Cuando era estudiante de Derecho aprendí que para impartir justicia una debía ponerse siempre en lugar del otro y así las decisiones acercarla a lo que es justo y no caer en la práctica de hacer daños.
Ahora con los cambios en el gobierno, ha habido cientos de cancelaciones en diferentes instituciones públicas, en muchas de ellas no se ha respetado que sean de carrera, que hayan acumulado méritos, que formen parte de la memoria histórica de la institución y mucho menos el tiempo dedicado al servicio en el Estado.
Conozco varios casos de personas que en su vida solo han trabajado en la administración, a la que ingresaron cuando eran adolescentes y los han despedido faltándole cinco años para optar por una pensión y tras haber laborado más de la mitad de sus vidas en la misma.
Cuando un jefe de familia queda sin ingresos y más cuando depende de un salario, y de repente queda en la calle y sin horizontes, se produce una tragedia familiar porque se le condena hasta a pasar hambre.
La administración puede cancelar por las razones que estipula la Ley 41-08 sobre función pública, pero siempre justificando el daño que le haya hecho el servidor, sobre todo si es de carrera.
Hay servidores con una hoja de servicio correcta que han sido despedidos y lanzados a la calle solo para en su puesto colocar a uno que posiblemente no conozca nada de lo que hacía el cancelado.

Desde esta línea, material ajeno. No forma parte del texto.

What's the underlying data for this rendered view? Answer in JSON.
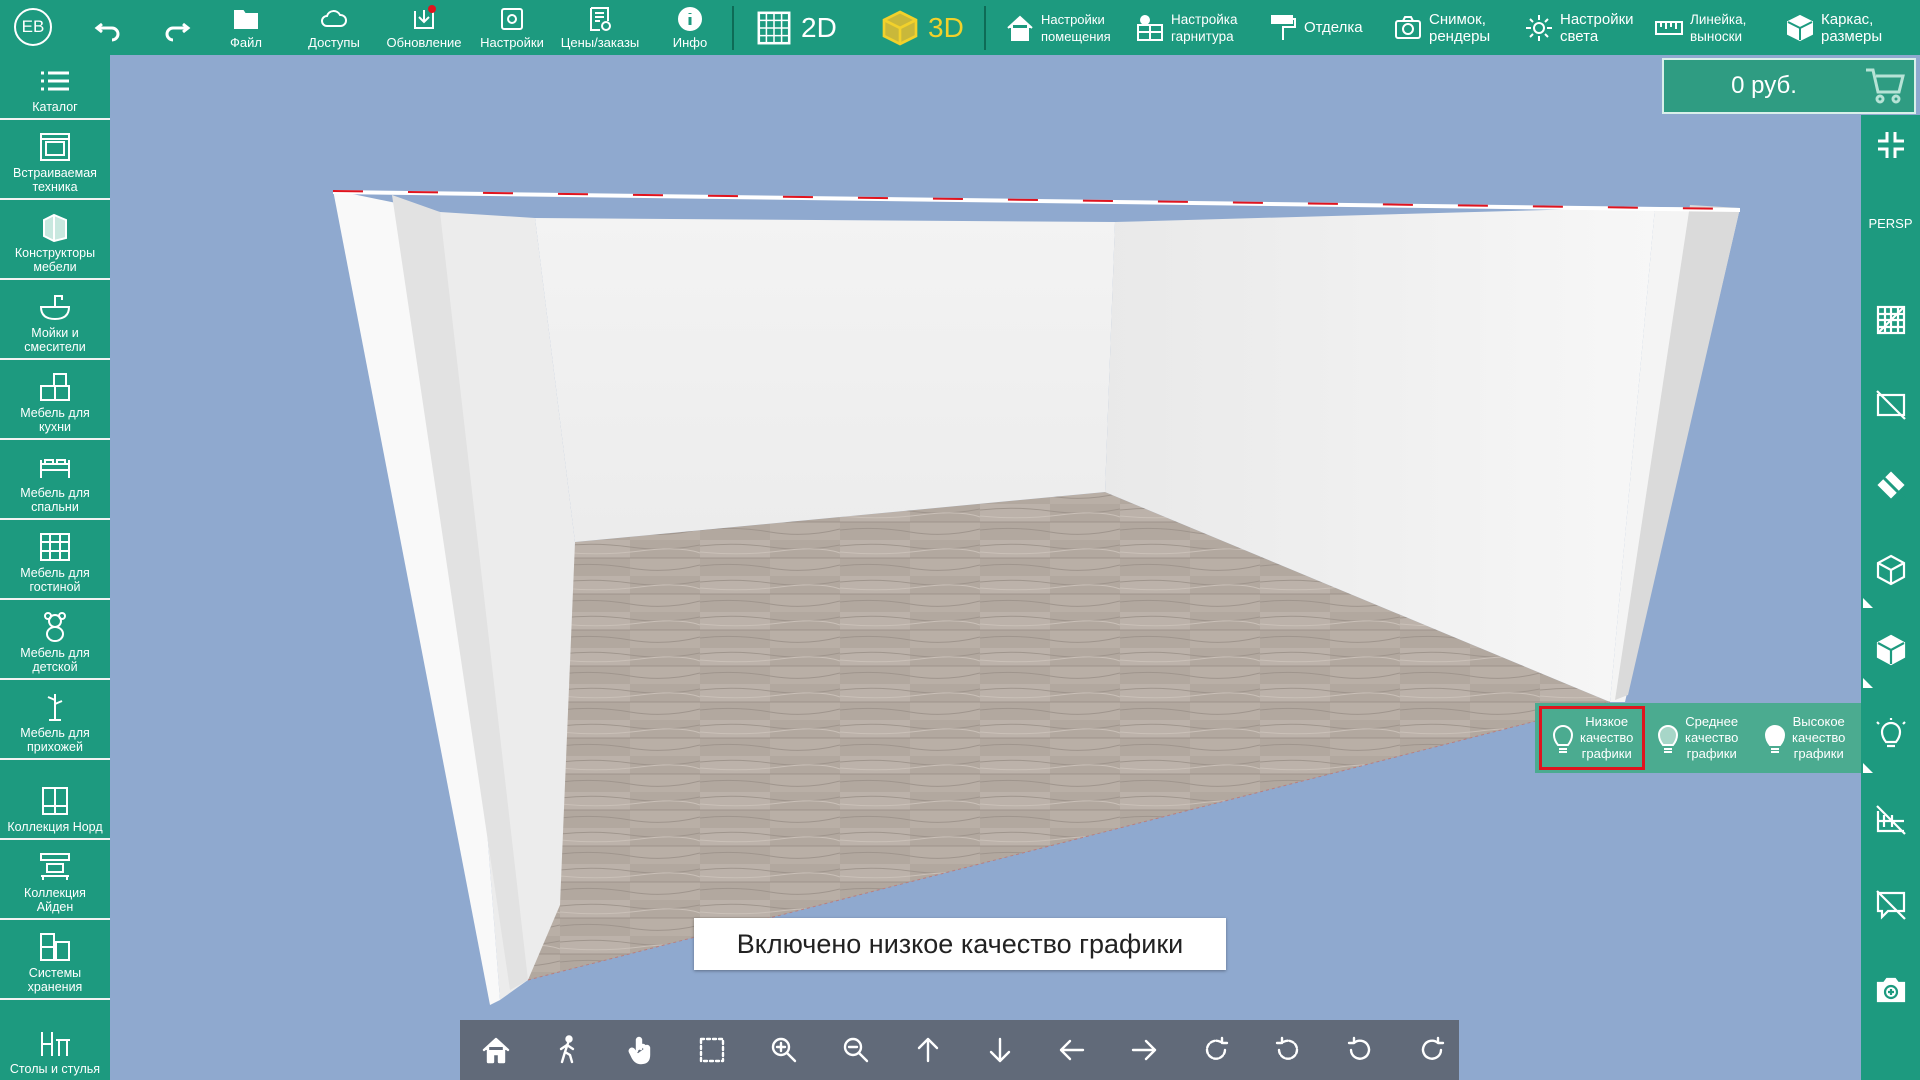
{
  "colors": {
    "toolbar": "#1d9a7f",
    "accent_3d": "#f2d12b",
    "viewport_bg": "#8fa9cf",
    "selection": "#e0141e"
  },
  "user": {
    "initials": "ЕВ"
  },
  "topbar": {
    "file": "Файл",
    "access": "Доступы",
    "update": "Обновление",
    "settings": "Настройки",
    "prices": "Цены/заказы",
    "info": "Инфо",
    "mode_2d": "2D",
    "mode_3d": "3D",
    "room_settings": "Настройки\nпомещения",
    "set_settings": "Настройка\nгарнитура",
    "finish": "Отделка",
    "snapshot": "Снимок,\nрендеры",
    "light": "Настройки\nсвета",
    "ruler": "Линейка,\nвыноски",
    "frame": "Каркас,\nразмеры"
  },
  "cart": {
    "price": "0 руб."
  },
  "sidebar": {
    "items": [
      {
        "label": "Каталог",
        "icon": "list-icon"
      },
      {
        "label": "Встраиваемая\nтехника",
        "icon": "oven-icon"
      },
      {
        "label": "Конструкторы\nмебели",
        "icon": "constructor-icon"
      },
      {
        "label": "Мойки и\nсмесители",
        "icon": "sink-icon"
      },
      {
        "label": "Мебель для\nкухни",
        "icon": "kitchen-icon"
      },
      {
        "label": "Мебель для\nспальни",
        "icon": "bed-icon"
      },
      {
        "label": "Мебель для\nгостиной",
        "icon": "living-icon"
      },
      {
        "label": "Мебель для\nдетской",
        "icon": "teddy-icon"
      },
      {
        "label": "Мебель для\nприхожей",
        "icon": "hanger-icon"
      },
      {
        "label": "Коллекция Норд",
        "icon": "cabinet-icon"
      },
      {
        "label": "Коллекция\nАйден",
        "icon": "shelf-icon"
      },
      {
        "label": "Системы\nхранения",
        "icon": "storage-icon"
      },
      {
        "label": "Столы и стулья",
        "icon": "table-chair-icon"
      }
    ]
  },
  "rightbar": {
    "persp": "PERSP"
  },
  "quality": {
    "low": "Низкое\nкачество\nграфики",
    "medium": "Среднее\nкачество\nграфики",
    "high": "Высокое\nкачество\nграфики"
  },
  "toast": {
    "message": "Включено низкое качество графики"
  }
}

Un ex empleado contó que tras 26 años de labor en el Estado, siendo de carrera, y donde laboró de manera eficiente durante los gobiernos de los últimos 25 años, al llegar de sus vacaciones el saludo que recibió fue: “pasa por Recursos Humanos” donde le entregaron una carta de cancelación con la expresión “por conveniencia de la administración”. Así sin más.
Para una persona que ha trabajado toda la vida, cuyos ingresos cubrían los gastos de su familia; pasar al ejército de desempleados es algo muy grave y doloroso y duele más cuando se es del mismo partido en el Poder.
El desempleo afecta a muchos dominicanos. El Estado es el mayor empleador, y la Ley 41-08, que crea el MAP, es la que protege a los empleados de carrera, pero en estos casos no ha sido eficiente.
Hay quienes dicen que ahora “los sufre callados” son los peledeístas que han sido despojados de su trabajo y no pueden decir nada porque son militantes del partido de gobierno, y la disciplina obliga.